Dies wäre dann eher eine Retraumatisierung, statt einer heilsamen Erfahrung.
Möglichkeiten
Wie schwierig es ist, unsere Verbannten Anteile wieder zu integrieren hängt natürlich davon ab, wie intensiv die frühere Erfahrung für uns war.
Es hängt jedoch auch davon ab, wie gut es uns grundsätzlich gelingt, schwierige Gefühl auszuhalten und in unserem stabilen Erwachsenen Anteil zu bleiben.
Meditation
Eine wunderbare Form, dies kontinuierlich zu Üben ist Meditation.
In der klassischen Sitzmeditation haben wir jederzeit wenn wir wollen die Möglichkeit, unsere Aufmerksamkeit in einer einladenden, wohlwollenden Haltung nach innen zu richten.
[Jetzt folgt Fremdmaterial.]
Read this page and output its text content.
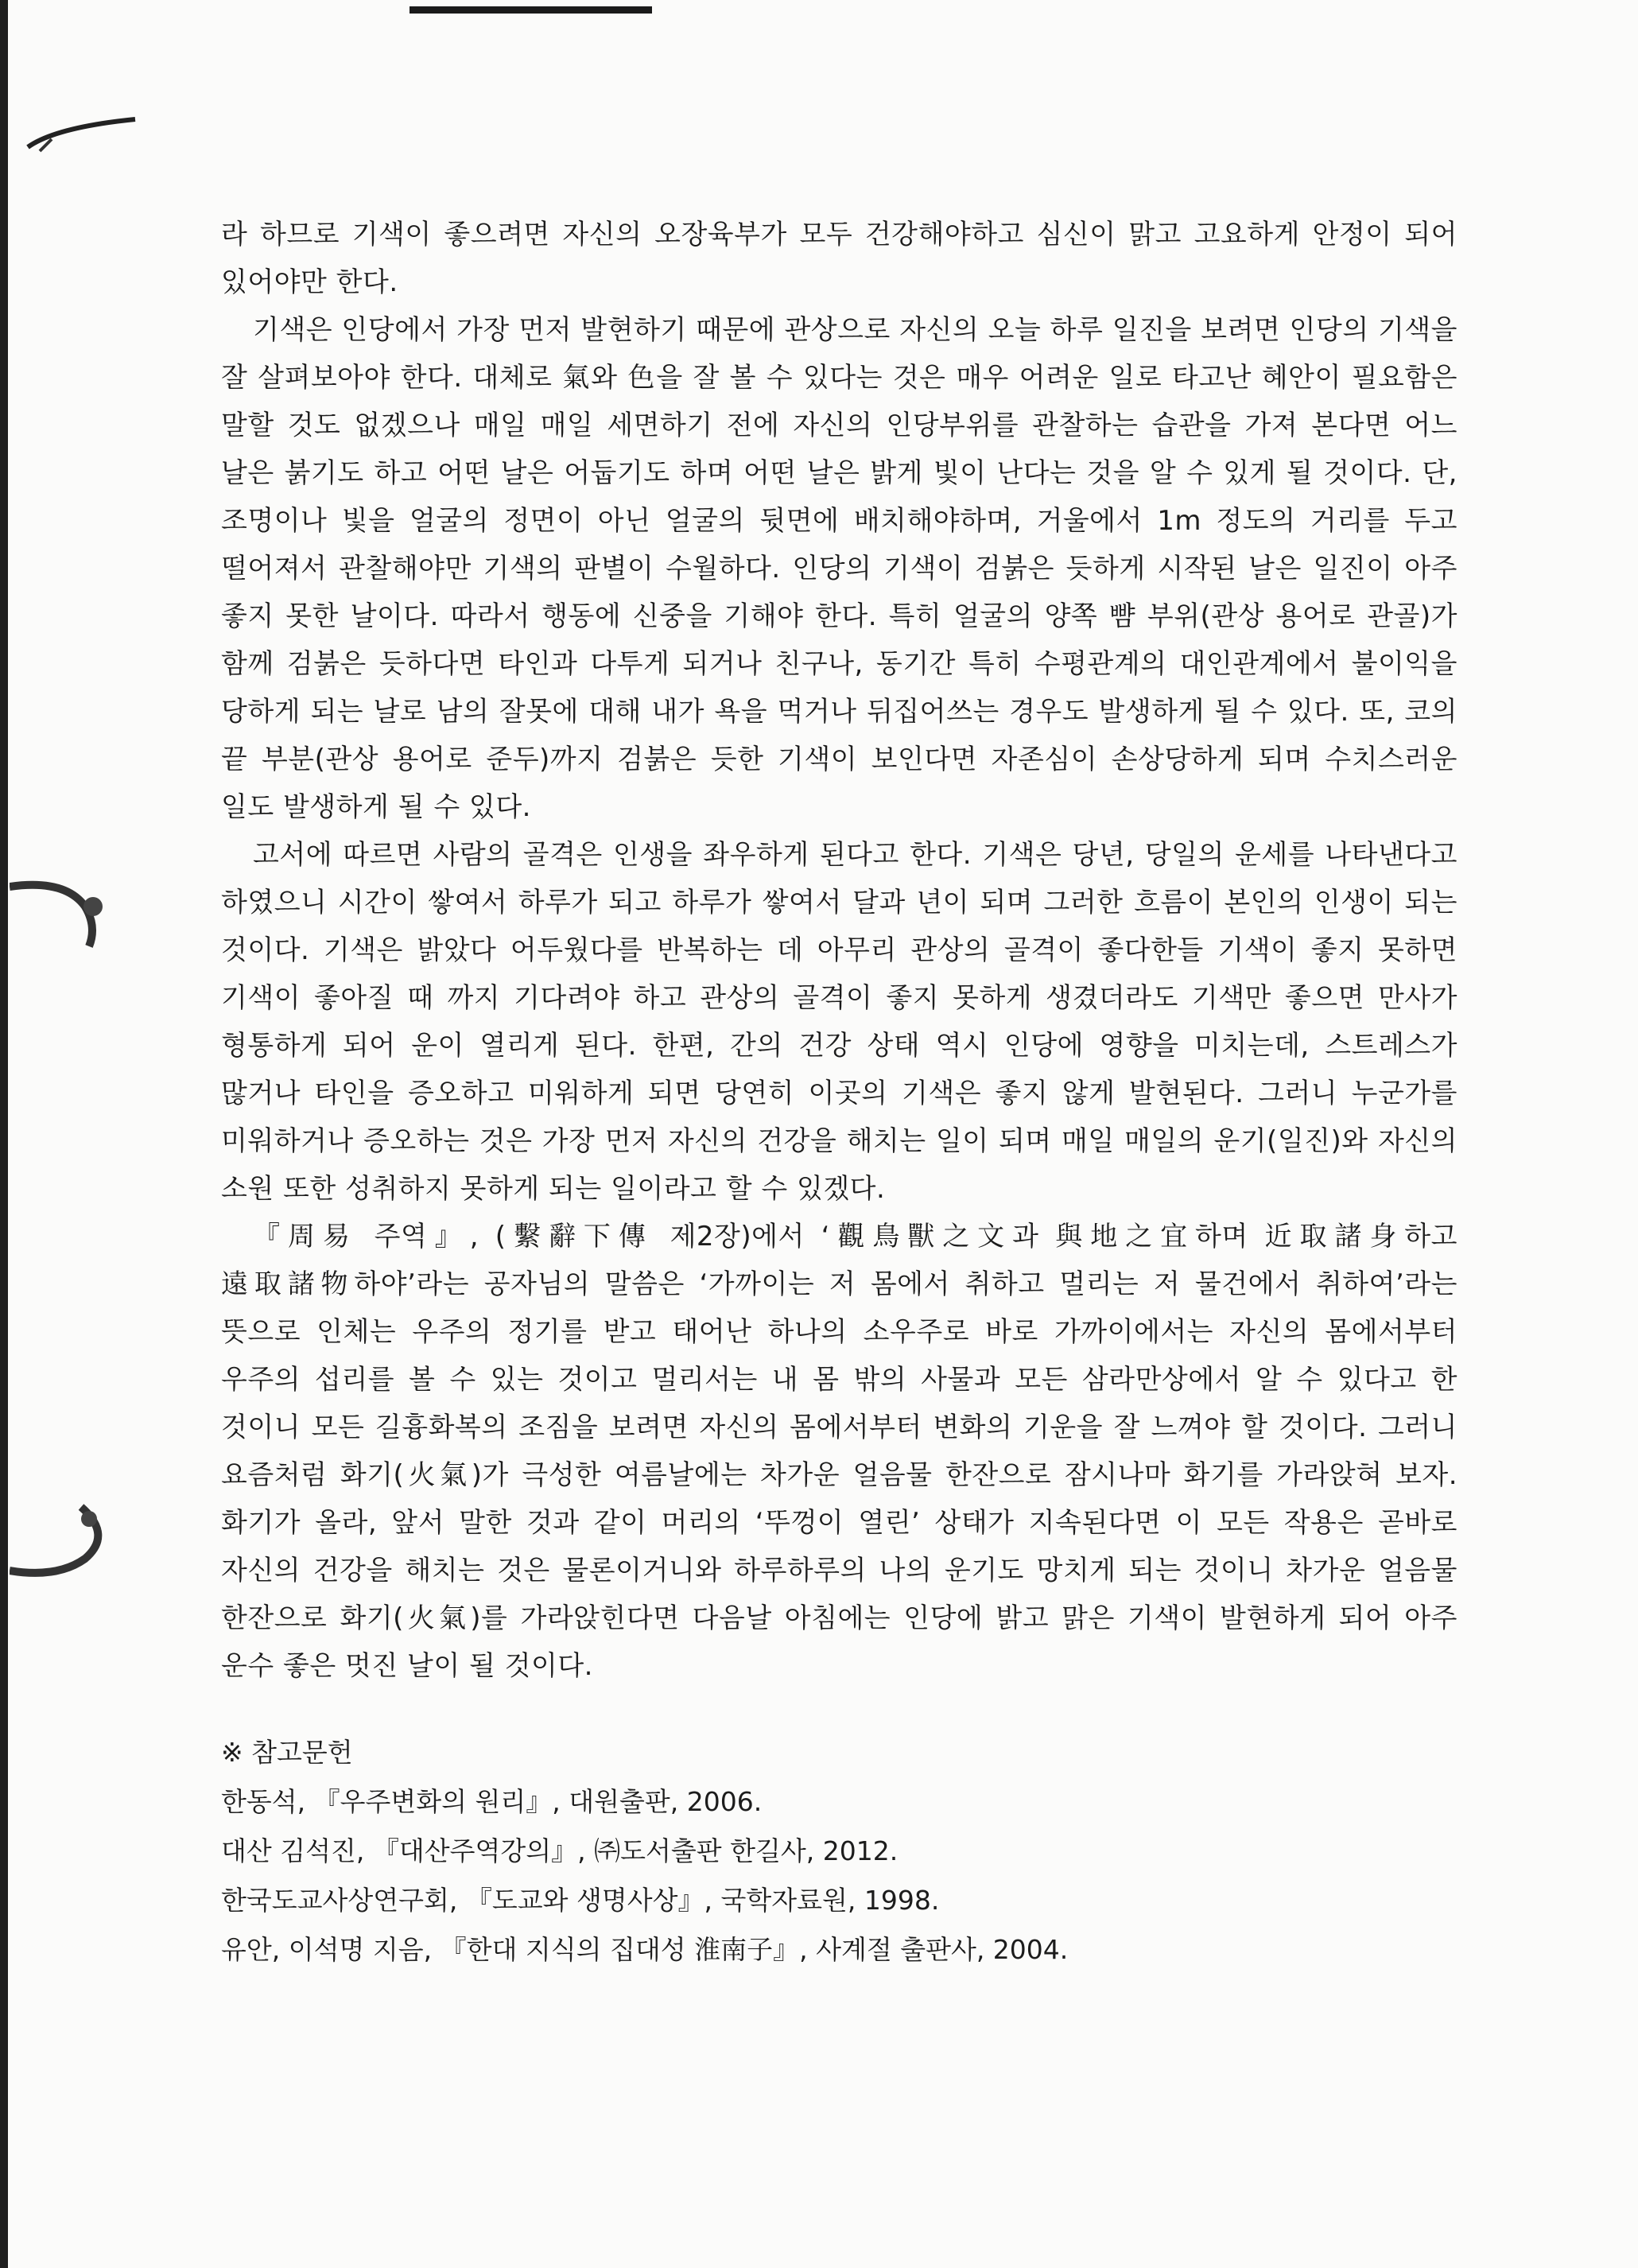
라 하므로 기색이 좋으려면 자신의 오장육부가 모두 건강해야하고 심신이 맑고 고요하게 안정이 되어 있어야만 한다.

기색은 인당에서 가장 먼저 발현하기 때문에 관상으로 자신의 오늘 하루 일진을 보려면 인당의 기색을 잘 살펴보아야 한다. 대체로 氣와 色을 잘 볼 수 있다는 것은 매우 어려운 일로 타고난 혜안이 필요함은 말할 것도 없겠으나 매일 매일 세면하기 전에 자신의 인당부위를 관찰하는 습관을 가져 본다면 어느 날은 붉기도 하고 어떤 날은 어둡기도 하며 어떤 날은 밝게 빛이 난다는 것을 알 수 있게 될 것이다. 단, 조명이나 빛을 얼굴의 정면이 아닌 얼굴의 뒷면에 배치해야하며, 거울에서 1m 정도의 거리를 두고 떨어져서 관찰해야만 기색의 판별이 수월하다. 인당의 기색이 검붉은 듯하게 시작된 날은 일진이 아주 좋지 못한 날이다. 따라서 행동에 신중을 기해야 한다. 특히 얼굴의 양쪽 뺨 부위(관상 용어로 관골)가 함께 검붉은 듯하다면 타인과 다투게 되거나 친구나, 동기간 특히 수평관계의 대인관계에서 불이익을 당하게 되는 날로 남의 잘못에 대해 내가 욕을 먹거나 뒤집어쓰는 경우도 발생하게 될 수 있다. 또, 코의 끝 부분(관상 용어로 준두)까지 검붉은 듯한 기색이 보인다면 자존심이 손상당하게 되며 수치스러운 일도 발생하게 될 수 있다.

고서에 따르면 사람의 골격은 인생을 좌우하게 된다고 한다. 기색은 당년, 당일의 운세를 나타낸다고 하였으니 시간이 쌓여서 하루가 되고 하루가 쌓여서 달과 년이 되며 그러한 흐름이 본인의 인생이 되는 것이다. 기색은 밝았다 어두웠다를 반복하는 데 아무리 관상의 골격이 좋다한들 기색이 좋지 못하면 기색이 좋아질 때 까지 기다려야 하고 관상의 골격이 좋지 못하게 생겼더라도 기색만 좋으면 만사가 형통하게 되어 운이 열리게 된다. 한편, 간의 건강 상태 역시 인당에 영향을 미치는데, 스트레스가 많거나 타인을 증오하고 미워하게 되면 당연히 이곳의 기색은 좋지 않게 발현된다. 그러니 누군가를 미워하거나 증오하는 것은 가장 먼저 자신의 건강을 해치는 일이 되며 매일 매일의 운기(일진)와 자신의 소원 또한 성취하지 못하게 되는 일이라고 할 수 있겠다.

『周易 주역』, (繫辭下傳 제2장)에서 ‘觀鳥獸之文과 與地之宜하며 近取諸身하고 遠取諸物하야’라는 공자님의 말씀은 ‘가까이는 저 몸에서 취하고 멀리는 저 물건에서 취하여’라는 뜻으로 인체는 우주의 정기를 받고 태어난 하나의 소우주로 바로 가까이에서는 자신의 몸에서부터 우주의 섭리를 볼 수 있는 것이고 멀리서는 내 몸 밖의 사물과 모든 삼라만상에서 알 수 있다고 한 것이니 모든 길흉화복의 조짐을 보려면 자신의 몸에서부터 변화의 기운을 잘 느껴야 할 것이다. 그러니 요즘처럼 화기(火氣)가 극성한 여름날에는 차가운 얼음물 한잔으로 잠시나마 화기를 가라앉혀 보자. 화기가 올라, 앞서 말한 것과 같이 머리의 ‘뚜껑이 열린’ 상태가 지속된다면 이 모든 작용은 곧바로 자신의 건강을 해치는 것은 물론이거니와 하루하루의 나의 운기도 망치게 되는 것이니 차가운 얼음물 한잔으로 화기(火氣)를 가라앉힌다면 다음날 아침에는 인당에 밝고 맑은 기색이 발현하게 되어 아주 운수 좋은 멋진 날이 될 것이다.

※ 참고문헌

한동석, 『우주변화의 원리』, 대원출판, 2006.

대산 김석진, 『대산주역강의』, ㈜도서출판 한길사, 2012.

한국도교사상연구회, 『도교와 생명사상』, 국학자료원, 1998.

유안, 이석명 지음, 『한대 지식의 집대성 淮南子』, 사계절 출판사, 2004.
Wir sind dann konfrontiert mit allem, was sich in uns zeigen möchte. Dies können ganz leichte Dinge sein, wie ein Jucken auf der Nase, jedoch auch schwere Emotionen, welche vielleicht gerade aktiv sind. Die Konzentration auf den Atem hilft uns, immer im Hier und Jetzt – im stabilen Erwachsenen Anteil verankert zu sein und alles, was in uns gesehen werden möchte zu spüren und wahrzunehmen, liebevoll anzunehmen bis es genügend gesehen und gehalten wurde, um sich entspannen zu können.
Therapie
Bei manchen Verbannten ist es nicht möglich, diese alleine zu integrieren. Vielleicht weil sie von zu gewieften Beschützern verborgen werden oder weil sie zu intensiv sind, um alleine die stabile Erwachsenen – Position aufrecht erhalten zu können.
In diesem Fall ist es hilfreich und vielleicht notwendig, einen damit erfahrenen Therapeuten zur Hilfe zu holen. Der Therapeut kann dabei helfen, die Beschützer näher kennen zu lernen – deren Ängste und Sorgen – damit diese sich entspannen können. Er hilft, die Erwachsenen – Position aufrecht zu erhalten bzw. übernimmt diese für bestimmte Momente im Prozess. Er erhält die Klarheit im teils schwer zu durchschauenden Prozess zwischen verschiedenen Gefühlen. Und er sorgt dafür, dass die Verbannten nicht wieder zurückgewiesen werden, sondern endlich aus ihrer Einsamkeit in tröstende und sichere Arme gelangen dürfen.